Rats underwent self-administration training for 4% (v/v) alcoholic beer followed by extinction. AcbSh inactivation reinstated extinguished alcohol seeking when infusions were made after, but not before, extinction training. We then used immunohistochemical detection of c-Fos as a marker of neuronal activity, combined with immunohistochemical detection of the orexin and cocaine- and amphetamine-related transcript (CART) peptides, to study the profile and phenotype of neural activation during reinstatement produced by AcbSh inactivation.
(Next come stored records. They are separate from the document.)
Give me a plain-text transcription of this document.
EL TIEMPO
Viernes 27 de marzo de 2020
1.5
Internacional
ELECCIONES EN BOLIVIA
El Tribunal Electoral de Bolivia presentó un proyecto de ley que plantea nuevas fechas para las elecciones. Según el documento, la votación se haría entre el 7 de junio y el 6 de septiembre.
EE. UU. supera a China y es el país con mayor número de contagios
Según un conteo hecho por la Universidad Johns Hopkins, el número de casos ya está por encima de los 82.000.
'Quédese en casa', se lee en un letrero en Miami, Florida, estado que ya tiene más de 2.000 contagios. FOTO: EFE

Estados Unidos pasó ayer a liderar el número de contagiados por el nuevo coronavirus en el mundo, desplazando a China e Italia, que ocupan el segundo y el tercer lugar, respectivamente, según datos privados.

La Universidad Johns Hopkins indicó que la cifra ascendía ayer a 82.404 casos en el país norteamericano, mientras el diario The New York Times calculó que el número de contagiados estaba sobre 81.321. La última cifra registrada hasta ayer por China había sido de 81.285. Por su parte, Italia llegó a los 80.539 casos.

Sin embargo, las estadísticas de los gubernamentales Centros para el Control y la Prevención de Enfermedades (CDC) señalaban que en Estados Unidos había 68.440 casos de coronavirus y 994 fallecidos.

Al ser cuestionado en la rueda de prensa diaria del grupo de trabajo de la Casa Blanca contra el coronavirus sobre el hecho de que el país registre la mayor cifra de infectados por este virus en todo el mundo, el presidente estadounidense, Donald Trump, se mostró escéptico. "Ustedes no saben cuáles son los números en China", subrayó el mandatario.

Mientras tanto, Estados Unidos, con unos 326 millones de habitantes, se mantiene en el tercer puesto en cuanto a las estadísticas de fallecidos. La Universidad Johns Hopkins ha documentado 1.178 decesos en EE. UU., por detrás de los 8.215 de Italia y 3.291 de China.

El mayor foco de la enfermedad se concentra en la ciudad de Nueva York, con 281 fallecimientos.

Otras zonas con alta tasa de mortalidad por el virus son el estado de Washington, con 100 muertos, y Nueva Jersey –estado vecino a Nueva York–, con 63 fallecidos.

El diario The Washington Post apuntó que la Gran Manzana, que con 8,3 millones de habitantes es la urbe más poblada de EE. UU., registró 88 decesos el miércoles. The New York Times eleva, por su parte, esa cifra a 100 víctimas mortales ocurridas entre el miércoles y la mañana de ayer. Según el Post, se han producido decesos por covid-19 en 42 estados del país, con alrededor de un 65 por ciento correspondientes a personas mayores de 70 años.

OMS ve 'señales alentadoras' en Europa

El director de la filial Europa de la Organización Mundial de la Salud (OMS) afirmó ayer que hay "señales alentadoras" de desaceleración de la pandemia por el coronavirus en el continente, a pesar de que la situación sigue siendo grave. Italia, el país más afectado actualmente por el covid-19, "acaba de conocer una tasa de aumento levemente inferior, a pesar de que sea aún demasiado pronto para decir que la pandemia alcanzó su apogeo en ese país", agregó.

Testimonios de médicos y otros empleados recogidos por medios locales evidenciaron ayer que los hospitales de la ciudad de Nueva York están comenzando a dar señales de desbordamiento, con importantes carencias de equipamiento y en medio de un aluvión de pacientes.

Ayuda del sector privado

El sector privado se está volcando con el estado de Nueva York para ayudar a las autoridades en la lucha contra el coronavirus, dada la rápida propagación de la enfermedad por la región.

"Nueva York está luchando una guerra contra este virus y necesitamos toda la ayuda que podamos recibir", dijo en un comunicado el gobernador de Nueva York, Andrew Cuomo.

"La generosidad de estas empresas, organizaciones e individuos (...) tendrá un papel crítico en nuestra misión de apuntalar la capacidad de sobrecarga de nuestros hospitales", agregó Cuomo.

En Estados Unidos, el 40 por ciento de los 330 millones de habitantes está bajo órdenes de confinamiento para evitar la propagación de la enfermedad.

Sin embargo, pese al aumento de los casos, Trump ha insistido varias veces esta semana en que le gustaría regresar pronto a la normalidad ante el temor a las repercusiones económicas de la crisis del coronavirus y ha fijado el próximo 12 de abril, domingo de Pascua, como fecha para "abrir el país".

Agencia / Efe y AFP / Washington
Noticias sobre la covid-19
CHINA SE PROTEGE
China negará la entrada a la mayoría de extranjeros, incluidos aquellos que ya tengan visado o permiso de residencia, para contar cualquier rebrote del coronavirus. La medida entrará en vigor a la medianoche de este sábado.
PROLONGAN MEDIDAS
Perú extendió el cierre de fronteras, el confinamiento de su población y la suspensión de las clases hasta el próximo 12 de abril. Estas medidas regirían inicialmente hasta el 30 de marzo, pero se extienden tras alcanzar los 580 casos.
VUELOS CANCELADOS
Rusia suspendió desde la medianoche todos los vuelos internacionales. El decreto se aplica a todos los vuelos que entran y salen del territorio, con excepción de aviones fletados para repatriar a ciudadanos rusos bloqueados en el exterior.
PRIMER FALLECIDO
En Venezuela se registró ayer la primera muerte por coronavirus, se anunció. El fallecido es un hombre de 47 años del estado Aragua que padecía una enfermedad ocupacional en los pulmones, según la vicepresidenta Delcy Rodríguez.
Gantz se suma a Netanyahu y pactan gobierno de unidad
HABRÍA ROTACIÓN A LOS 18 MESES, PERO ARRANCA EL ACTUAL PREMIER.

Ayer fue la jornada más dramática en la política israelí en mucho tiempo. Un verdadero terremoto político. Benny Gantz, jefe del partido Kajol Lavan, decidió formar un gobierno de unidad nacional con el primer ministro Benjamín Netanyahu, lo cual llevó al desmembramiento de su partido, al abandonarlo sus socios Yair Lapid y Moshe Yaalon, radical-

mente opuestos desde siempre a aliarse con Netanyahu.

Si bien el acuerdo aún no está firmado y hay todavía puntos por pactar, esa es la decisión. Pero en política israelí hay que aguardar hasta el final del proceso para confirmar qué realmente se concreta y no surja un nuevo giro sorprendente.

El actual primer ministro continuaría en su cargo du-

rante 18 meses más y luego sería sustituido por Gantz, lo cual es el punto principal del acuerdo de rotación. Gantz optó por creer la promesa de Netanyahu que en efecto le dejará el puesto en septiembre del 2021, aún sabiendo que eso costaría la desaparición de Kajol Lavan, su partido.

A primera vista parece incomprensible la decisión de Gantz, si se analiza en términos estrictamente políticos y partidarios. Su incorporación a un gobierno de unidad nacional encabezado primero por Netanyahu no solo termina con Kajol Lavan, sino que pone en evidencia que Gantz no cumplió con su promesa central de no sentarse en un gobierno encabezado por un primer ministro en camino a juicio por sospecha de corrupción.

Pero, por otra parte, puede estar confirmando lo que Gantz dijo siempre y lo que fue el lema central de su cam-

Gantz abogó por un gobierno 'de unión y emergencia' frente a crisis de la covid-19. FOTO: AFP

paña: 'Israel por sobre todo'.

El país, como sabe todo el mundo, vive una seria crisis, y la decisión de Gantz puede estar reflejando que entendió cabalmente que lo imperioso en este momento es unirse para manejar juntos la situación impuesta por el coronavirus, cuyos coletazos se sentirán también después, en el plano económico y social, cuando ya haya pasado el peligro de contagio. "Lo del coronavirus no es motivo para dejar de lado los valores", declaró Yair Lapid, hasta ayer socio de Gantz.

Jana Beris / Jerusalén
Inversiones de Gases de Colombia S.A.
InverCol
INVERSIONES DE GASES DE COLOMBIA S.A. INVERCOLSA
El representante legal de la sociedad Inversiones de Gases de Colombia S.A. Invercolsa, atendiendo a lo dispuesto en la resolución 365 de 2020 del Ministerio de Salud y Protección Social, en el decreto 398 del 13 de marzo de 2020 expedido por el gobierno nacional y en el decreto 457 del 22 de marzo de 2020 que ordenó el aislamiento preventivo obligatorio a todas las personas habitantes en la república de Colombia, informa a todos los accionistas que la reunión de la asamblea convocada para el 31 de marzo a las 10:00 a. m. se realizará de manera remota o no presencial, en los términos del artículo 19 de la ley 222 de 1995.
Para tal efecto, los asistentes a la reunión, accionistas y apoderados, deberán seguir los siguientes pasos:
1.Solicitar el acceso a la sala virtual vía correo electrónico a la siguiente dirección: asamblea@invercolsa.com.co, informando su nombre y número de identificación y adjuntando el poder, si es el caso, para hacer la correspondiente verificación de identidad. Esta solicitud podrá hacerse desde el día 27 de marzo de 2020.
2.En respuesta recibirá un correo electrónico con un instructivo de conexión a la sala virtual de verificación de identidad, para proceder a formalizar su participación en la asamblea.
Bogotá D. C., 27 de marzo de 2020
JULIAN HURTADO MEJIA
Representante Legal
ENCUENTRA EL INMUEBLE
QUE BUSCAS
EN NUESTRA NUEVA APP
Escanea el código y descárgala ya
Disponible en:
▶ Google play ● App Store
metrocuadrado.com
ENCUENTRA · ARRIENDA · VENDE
AcbSh inactivation increased c-Fos expression in hypothalamus, as well as in paraventricular thalamus and amygdala. Within hypothalamus, there was an increase in the number of orexin and CART cells expressing c-Fos.
Finally, we hypothesized that concurrent inactivation of LH would prevent reinstatement produced by inactivation of AcbSh alone.
Our results confirmed this. Together, these findings suggest that AcbSh mediates extinction of reward seeking by inhibiting hypothalamic neuropeptide neurons.
Reversible inactivation of the AcbSh removes this influence, thereby releasing hypothalamus from AcbSh inhibition and enabling reinstatement of reward seeking.
These ventral striatal–hypothalamic circuits for extinction overlap with those that mediate satiety, and we suggest that extinction training inhibits drug seeking because it co-opts neural circuits originally selected to produce satiety.